Working in Drainage Services Department Manholes Underground: A Critical Examination of Confined Space Safety Protocols in Hong Kong

by Dr. Wing Cheung TANG, Ir Dr Assoc Professor Samuel Kwok Piu LIP

Published: May 7, 2026 • DOI: 10.51244/IJRSI.2026.1304000139

Abstract

In the infrastructure of Hong Kong’s Drainage Services Department (DSD), subterranean manholes provide many occupational hazards, such as toxic and flammable hydrogen sulphide (H₂S), oxygen-deficient environments, explosion risks, trench collapses, and illegal access. The Factories and Industrial Undertakings (Confined Spaces) Regulation mandates training, the designation of “Competent Persons”, and permit-to-work systems; however, the manuscript contends that safety protocols may be qualitative rather than quantifiable, which restricts enforceability and renders decision-making reliant on judgement rather than established thresholds.
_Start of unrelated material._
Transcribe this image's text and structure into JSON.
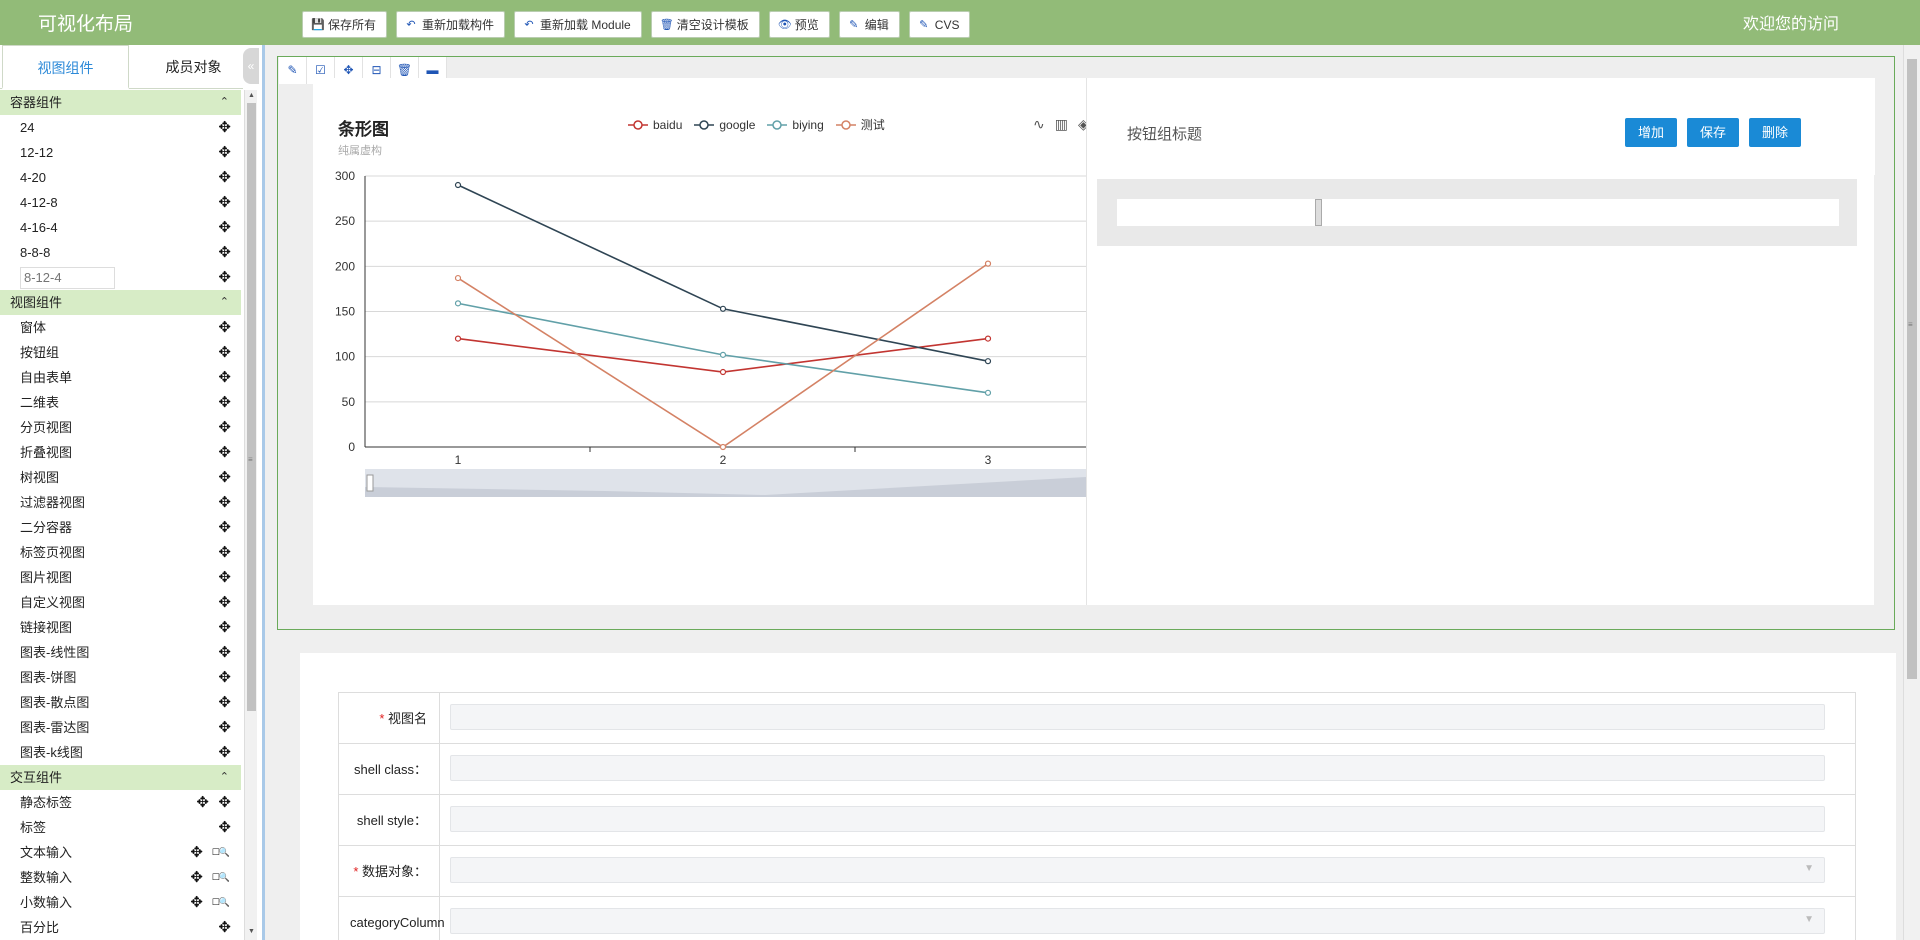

This essential descriptive audit consolidates observational photographic data and procedural documentation within an international confined-space comparison framework. Research reveals that DSD manhole operations encompass essential control domains—permits, ventilation, personal protective equipment, atmospheric testing instruments, rescue apparatus, shoring, and perimeter control—however, the documented procedures are deficient in quantified atmospheric thresholds, performance benchmarks for ventilation and rescue timing, explicit protocols for communication failures, rationales for standardised inspection frequency, and uniform respiratory protection measures. The study additionally delineates methodological constraints that hinder causal assertions and advocates for a future mixed-method and quantitative monitoring architecture.